There was a single sound in the street. A thin, bronzed Indian lad
squatted against the pickets with his fingers on a reed, his cheeks
distended. He broke off with a wild, mournful note to stare at me. A
wisp of smoke stole from a stone chimney, and the smell that corn-pone
and bacon leave was in the air. A bolt was slammed back, a door creaked
and stuck, was flung open, and with a "Va t'en, mechant!" a cotton-clad
urchin was cast out of the house, and fled into the dusty street.
Breathing the morning air in the doorway, stood a young woman in a cotton
gown, a saucepan in hand. She had inquisitive eyes, a pointed, prying
nose, and I knew her to be the village gossip, the wife of Jules,
Monsieur Vigo's clerk. She had the same smattering of English as her
husband. Now she stood regarding me narrowly between half-closed lids.

"A la bonne heure! Que fais-tu donc? What do you do so early?"

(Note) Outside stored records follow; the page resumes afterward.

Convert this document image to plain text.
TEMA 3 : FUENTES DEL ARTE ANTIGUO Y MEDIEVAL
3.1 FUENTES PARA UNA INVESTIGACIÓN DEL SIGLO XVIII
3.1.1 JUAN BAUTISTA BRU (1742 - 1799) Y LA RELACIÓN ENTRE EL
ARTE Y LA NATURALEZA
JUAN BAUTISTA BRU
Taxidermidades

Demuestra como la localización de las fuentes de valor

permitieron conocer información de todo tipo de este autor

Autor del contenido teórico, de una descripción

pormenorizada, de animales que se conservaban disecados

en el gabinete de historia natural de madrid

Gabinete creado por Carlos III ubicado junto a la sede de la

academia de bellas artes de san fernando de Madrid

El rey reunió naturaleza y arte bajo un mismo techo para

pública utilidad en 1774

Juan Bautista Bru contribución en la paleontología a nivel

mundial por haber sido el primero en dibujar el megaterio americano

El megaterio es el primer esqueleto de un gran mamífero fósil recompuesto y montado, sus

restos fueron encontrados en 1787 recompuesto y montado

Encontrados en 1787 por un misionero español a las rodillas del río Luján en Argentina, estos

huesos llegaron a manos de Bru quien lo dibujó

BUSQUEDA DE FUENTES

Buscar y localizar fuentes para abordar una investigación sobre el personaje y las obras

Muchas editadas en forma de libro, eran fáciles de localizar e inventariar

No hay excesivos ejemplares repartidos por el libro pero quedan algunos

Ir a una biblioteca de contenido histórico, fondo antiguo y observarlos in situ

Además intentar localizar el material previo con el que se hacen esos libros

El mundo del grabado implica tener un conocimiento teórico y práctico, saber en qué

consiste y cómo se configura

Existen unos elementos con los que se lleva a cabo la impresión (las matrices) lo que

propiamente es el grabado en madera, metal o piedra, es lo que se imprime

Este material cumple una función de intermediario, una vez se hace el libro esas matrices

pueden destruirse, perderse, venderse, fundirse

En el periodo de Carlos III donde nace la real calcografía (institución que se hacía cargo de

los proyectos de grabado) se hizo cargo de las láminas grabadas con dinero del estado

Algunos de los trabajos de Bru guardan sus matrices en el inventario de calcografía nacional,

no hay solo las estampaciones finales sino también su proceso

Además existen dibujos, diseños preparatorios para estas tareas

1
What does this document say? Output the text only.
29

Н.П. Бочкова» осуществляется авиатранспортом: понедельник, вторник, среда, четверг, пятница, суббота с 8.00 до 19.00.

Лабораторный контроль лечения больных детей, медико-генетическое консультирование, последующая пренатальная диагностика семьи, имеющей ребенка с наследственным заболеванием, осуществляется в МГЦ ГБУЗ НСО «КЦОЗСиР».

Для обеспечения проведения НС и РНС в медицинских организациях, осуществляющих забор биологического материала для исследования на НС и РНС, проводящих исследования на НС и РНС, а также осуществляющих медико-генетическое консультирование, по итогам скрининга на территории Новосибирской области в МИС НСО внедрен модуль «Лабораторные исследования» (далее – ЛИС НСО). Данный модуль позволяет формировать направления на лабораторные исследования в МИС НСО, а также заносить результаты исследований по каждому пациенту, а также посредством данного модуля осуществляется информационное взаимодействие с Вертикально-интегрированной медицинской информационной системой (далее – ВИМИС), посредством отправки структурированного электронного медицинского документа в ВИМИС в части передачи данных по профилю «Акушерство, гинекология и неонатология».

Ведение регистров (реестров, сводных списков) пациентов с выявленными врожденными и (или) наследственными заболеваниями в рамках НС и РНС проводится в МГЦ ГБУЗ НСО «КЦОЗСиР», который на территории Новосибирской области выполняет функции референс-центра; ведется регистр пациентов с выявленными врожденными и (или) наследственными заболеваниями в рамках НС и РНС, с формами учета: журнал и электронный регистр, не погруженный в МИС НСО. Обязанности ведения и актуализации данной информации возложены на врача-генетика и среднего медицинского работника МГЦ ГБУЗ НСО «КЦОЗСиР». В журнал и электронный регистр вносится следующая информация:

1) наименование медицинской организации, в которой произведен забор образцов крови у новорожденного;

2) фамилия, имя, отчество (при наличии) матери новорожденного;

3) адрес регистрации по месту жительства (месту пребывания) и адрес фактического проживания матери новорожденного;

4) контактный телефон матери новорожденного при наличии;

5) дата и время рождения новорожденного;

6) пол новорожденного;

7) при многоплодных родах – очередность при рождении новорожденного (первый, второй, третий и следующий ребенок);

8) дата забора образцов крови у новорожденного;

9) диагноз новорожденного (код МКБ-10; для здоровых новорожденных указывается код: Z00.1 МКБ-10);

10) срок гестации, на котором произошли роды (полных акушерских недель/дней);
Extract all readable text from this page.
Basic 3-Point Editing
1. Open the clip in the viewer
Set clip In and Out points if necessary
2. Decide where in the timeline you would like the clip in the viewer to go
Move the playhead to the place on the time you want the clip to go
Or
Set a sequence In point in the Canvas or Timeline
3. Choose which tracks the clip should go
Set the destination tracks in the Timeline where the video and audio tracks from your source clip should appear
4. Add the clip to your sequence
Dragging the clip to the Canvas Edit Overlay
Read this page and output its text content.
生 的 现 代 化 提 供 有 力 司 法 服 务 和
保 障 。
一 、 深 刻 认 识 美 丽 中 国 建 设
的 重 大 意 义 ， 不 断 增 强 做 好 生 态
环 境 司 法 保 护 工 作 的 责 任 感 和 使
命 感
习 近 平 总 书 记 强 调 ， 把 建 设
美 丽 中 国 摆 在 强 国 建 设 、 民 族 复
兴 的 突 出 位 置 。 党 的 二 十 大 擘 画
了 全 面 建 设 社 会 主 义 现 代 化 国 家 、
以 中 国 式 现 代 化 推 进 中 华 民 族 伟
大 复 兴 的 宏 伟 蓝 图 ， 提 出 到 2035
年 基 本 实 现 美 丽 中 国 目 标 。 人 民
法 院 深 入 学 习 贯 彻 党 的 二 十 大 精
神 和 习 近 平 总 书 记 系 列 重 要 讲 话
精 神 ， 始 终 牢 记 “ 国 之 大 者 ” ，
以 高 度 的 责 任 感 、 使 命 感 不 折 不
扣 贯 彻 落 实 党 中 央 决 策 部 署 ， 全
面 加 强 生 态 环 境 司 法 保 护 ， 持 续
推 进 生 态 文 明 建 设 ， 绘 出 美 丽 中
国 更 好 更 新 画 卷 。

"The garrison is getting ready to leave for Kentucky to-day," I answered.

"Ha! Jules! Ecoute-toi! Nom de dieu! Is it true what you say?"

The visage of Jules, surmounted by a nightcap and heavy with sleep,
appeared behind her.

"Ha, e'est Daveed!" he said. "What news have you?"

I repeated, whereupon they both began to lament.

"And why is it?" persisted Jules.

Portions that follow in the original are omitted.